Whither the Volcker rule? After a flurry of discussion about it in the wake of JPMorgan Chase’s Fail Whale trades, we’ve heard significantly less of late. In fact, regulators blew through a July deadline on finalizing the Volcker rule. The last word we had was that the deadline was pushed back to the end of the year.
More time means more opportunity for big banks to lobby over various exemptions. And that’s just what they’re doing, attempting to take a little loophole they found in the initial language and blow it wide open.
Banks are urging U.S. authorities to broaden a little-noticed exemption in the Volcker rule’s trading curb that critics say could blind regulators to the next version of the JPMorgan Chase & Co Whale trade […]
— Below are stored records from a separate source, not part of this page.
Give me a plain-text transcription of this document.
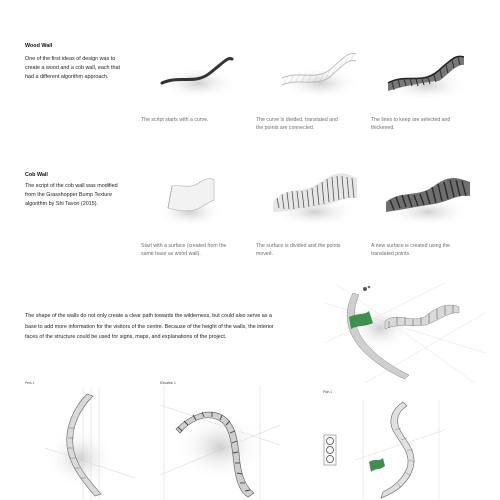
Wood Wall
One of the first ideas of design was to
create a wood and a cob wall, each that
had a different algorithm approach.
The script starts with a curve.	The curve is divided, translated and
the points are connected.
The lines to keep are selected and
thickened.
Cob Wall
The script of the cob wall was modified
from the Grasshopper Bump Texture
algorithm by Shi Tavori (2015).
Start with a surface (created from the
same base as wood wall).
The surface is divided and the points
moved.
A new surface is created using the
translated points.
The shape of the walls do not only create a clear path towards the wilderness, but could also serve as a
base to add more information for the visitors of the centre. Because of the height of the walls, the interior
faces of the structure could be used for signs, maps, and explanations of the project.
Pers 1	Elevation 1
Plan 1
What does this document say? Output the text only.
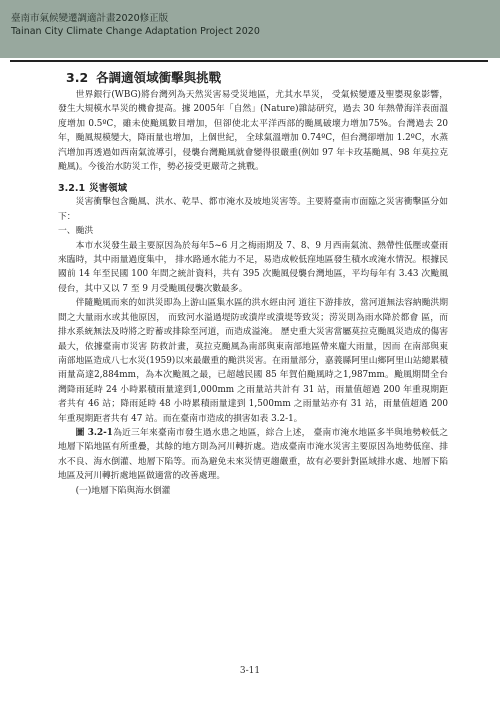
臺南市氣候變遷調適計畫2020修正版
Tainan City Climate Change Adaptation Project 2020
3.2 各調適領域衝擊與挑戰

世界銀行(WBG)將台灣列為天然災害易受災地區，尤其水旱災， 受氣候變遷及聖嬰現象影響，發生大規模水旱災的機會提高。據 2005年「自然」(Nature)雜誌研究，過去 30 年熱帶海洋表面溫度增加 0.5ºC，雖未使颱風數目增加，但卻使北太平洋西部的颱風破壞力增加75%。台灣過去 20 年，颱風規模變大，降雨量也增加，上個世紀， 全球氣溫增加 0.74ºC，但台灣卻增加 1.2ºC，水蒸汽增加再透過如西南氣流導引，侵襲台灣颱風就會變得很嚴重(例如 97 年卡玫基颱風、98 年莫拉克颱風)。今後治水防災工作，勢必接受更嚴苛之挑戰。

3.2.1 災害領域

災害衝擊包含颱風、洪水、乾旱、都市淹水及坡地災害等。主要將臺南市面臨之災害衝擊區分如下：

一、颱洪

本市水災發生最主要原因為於每年5~6 月之梅雨期及 7、8、9 月西南氣流、熱帶性低壓或臺雨來臨時，其中雨量過度集中， 排水路通水能力不足，易造成較低窪地區發生積水或淹水情況。根據民國前 14 年至民國 100 年間之統計資料，共有 395 次颱風侵襲台灣地區，平均每年有 3.43 次颱風侵台，其中又以 7 至 9 月受颱風侵襲次數最多。

伴隨颱風而來的如洪災即為上游山區集水區的洪水經由河 道往下游排放，當河道無法容納颱洪期間之大量雨水或其他原因， 而致河水溢過堤防或潰岸或潰堤等致災；涝災則為雨水降於都會 區，而排水系統無法及時將之貯蓄或排除至河道，而造成溢淹。 歷史重大災害當屬莫拉克颱風災造成的傷害最大，依據臺南市災害 防救計畫，莫拉克颱風為南部與東南部地區帶來龐大雨量，因而 在南部與東南部地區造成八七水災(1959)以來最嚴重的颱洪災害。在雨量部分，嘉義縣阿里山鄉阿里山站總累積雨量高達2,884mm，為本次颱風之最，已超越民國 85 年賀伯颱風時之1,987mm。颱風期間全台灣降雨延時 24 小時累積雨量達到1,000mm 之雨量站共計有 31 站，雨量值超過 200 年重現期距者共有 46 站；降雨延時 48 小時累積雨量達到 1,500mm 之雨量站亦有 31 站，雨量值超過 200 年重現期距者共有 47 站。而在臺南市造成的損害如表 3.2-1。

圖 3.2-1為近三年來臺南市發生過水患之地區，綜合上述， 臺南市淹水地區多半與地勢較低之地層下陷地區有所重疊，其餘的地方則為河川轉折處。造成臺南市淹水災害主要原因為地勢低窪、排水不良、海水倒灌、地層下陷等。而為避免未來災情更趨嚴重，故有必要針對區域排水處、地層下陷地區及河川轉折處地區做適當的改善處理。

(一)地層下陷與海水倒灌
3-11
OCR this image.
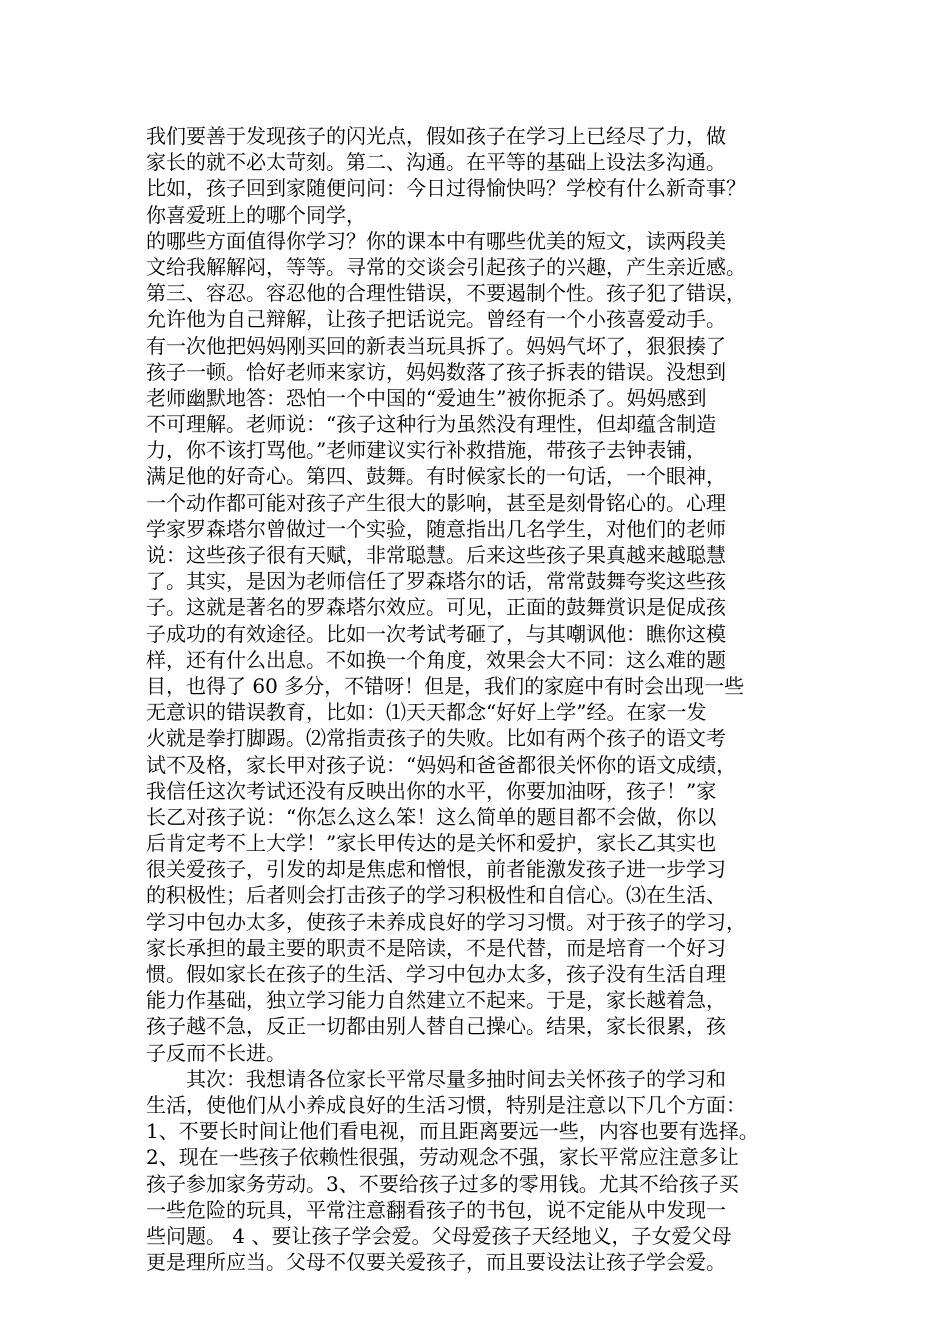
我们要善于发现孩子的闪光点，假如孩子在学习上已经尽了力，做
家长的就不必太苛刻。第二、沟通。在平等的基础上设法多沟通。
比如，孩子回到家随便问问：今日过得愉快吗？学校有什么新奇事？
你喜爱班上的哪个同学，
的哪些方面值得你学习？你的课本中有哪些优美的短文，读两段美
文给我解解闷，等等。寻常的交谈会引起孩子的兴趣，产生亲近感。
第三、容忍。容忍他的合理性错误，不要遏制个性。孩子犯了错误，
允许他为自己辩解，让孩子把话说完。曾经有一个小孩喜爱动手。
有一次他把妈妈刚买回的新表当玩具拆了。妈妈气坏了，狠狠揍了
孩子一顿。恰好老师来家访，妈妈数落了孩子拆表的错误。没想到
老师幽默地答：恐怕一个中国的“爱迪生”被你扼杀了。妈妈感到
不可理解。老师说：“孩子这种行为虽然没有理性，但却蕴含制造
力，你不该打骂他。”老师建议实行补救措施，带孩子去钟表铺，
满足他的好奇心。第四、鼓舞。有时候家长的一句话，一个眼神，
一个动作都可能对孩子产生很大的影响，甚至是刻骨铭心的。心理
学家罗森塔尔曾做过一个实验，随意指出几名学生，对他们的老师
说：这些孩子很有天赋，非常聪慧。后来这些孩子果真越来越聪慧
了。其实，是因为老师信任了罗森塔尔的话，常常鼓舞夸奖这些孩
子。这就是著名的罗森塔尔效应。可见，正面的鼓舞赏识是促成孩
子成功的有效途径。比如一次考试考砸了，与其嘲讽他：瞧你这模
样，还有什么出息。不如换一个角度，效果会大不同：这么难的题
目，也得了 60 多分，不错呀！但是，我们的家庭中有时会出现一些
无意识的错误教育，比如：⑴天天都念“好好上学”经。在家一发
火就是拳打脚踢。⑵常指责孩子的失败。比如有两个孩子的语文考
试不及格，家长甲对孩子说：“妈妈和爸爸都很关怀你的语文成绩，
我信任这次考试还没有反映出你的水平，你要加油呀，孩子！”家
长乙对孩子说：“你怎么这么笨！这么简单的题目都不会做，你以
后肯定考不上大学！”家长甲传达的是关怀和爱护，家长乙其实也
很关爱孩子，引发的却是焦虑和憎恨，前者能激发孩子进一步学习
的积极性；后者则会打击孩子的学习积极性和自信心。⑶在生活、
学习中包办太多，使孩子未养成良好的学习习惯。对于孩子的学习，
家长承担的最主要的职责不是陪读，不是代替，而是培育一个好习
惯。假如家长在孩子的生活、学习中包办太多，孩子没有生活自理
能力作基础，独立学习能力自然建立不起来。于是，家长越着急，
孩子越不急，反正一切都由别人替自己操心。结果，家长很累，孩
子反而不长进。
　　其次：我想请各位家长平常尽量多抽时间去关怀孩子的学习和
生活，使他们从小养成良好的生活习惯，特别是注意以下几个方面：
1、不要长时间让他们看电视，而且距离要远一些，内容也要有选择。
2、现在一些孩子依赖性很强，劳动观念不强，家长平常应注意多让
孩子参加家务劳动。3、不要给孩子过多的零用钱。尤其不给孩子买
一些危险的玩具，平常注意翻看孩子的书包，说不定能从中发现一
些问题。 4 、要让孩子学会爱。父母爱孩子天经地义，子女爱父母
更是理所应当。父母不仅要关爱孩子，而且要设法让孩子学会爱。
The exemption covers a special type of account, designed to prevent the kind of cash crunches that took down Bear Stearns and Lehman Brothers in the heat of the 2007-2009 financial crisis.
Banks want an even broader exemption. But critics say the proposed rule, as is, already excludes liquidity trades almost entirely from the Volcker rule, expected to be finalized later this year.
As is, the liquidity exemption “deeply undermines the applicability of the Volcker firewall,” Democratic Senator Jeff Merkley, one of the authors of the Dodd-Frank provision authorizing the rule, said in an interview.
Merkley believes that banks could use this exemption to hide bets like the ones in the Fail Whale trade. Of course, the banks are saying they must broaden this exemption or their banks will fail entirely.
It looks to me like banks want to preserve the ability to use these liquidity accounts to make proprietary trades. This way, they could ensure a highly liquid menu of assets and securities and turn them over in case of a cash crunch. But this exempt account could be so easily gamed, and would almost certainly get used as a profit center instead of a means for liquidity management (usually this is done by lowering the maturities on a basket of securities, so they can be exited more quickly). This idea that you can’t have a liquid portfolio unless you make risky proprietary trades is really nonsensical.
Hilariously, JPMorgan Chase is the major bank pushing for this. In fact, Ira Drew, who used to head the infamous Chief Investment Office that put together the Fail Whale trades, met with regulators to lobby for this exemption in February, before the trades came to light.
The banks basically want to find an account that they can use for the purposes of casino playing, and will make up any excuse – hedging! market-making! liquidity management! – to get that account legalized. Considering that the regulators continue to back off actually writing the rules here, it’s likely the banks will be successful.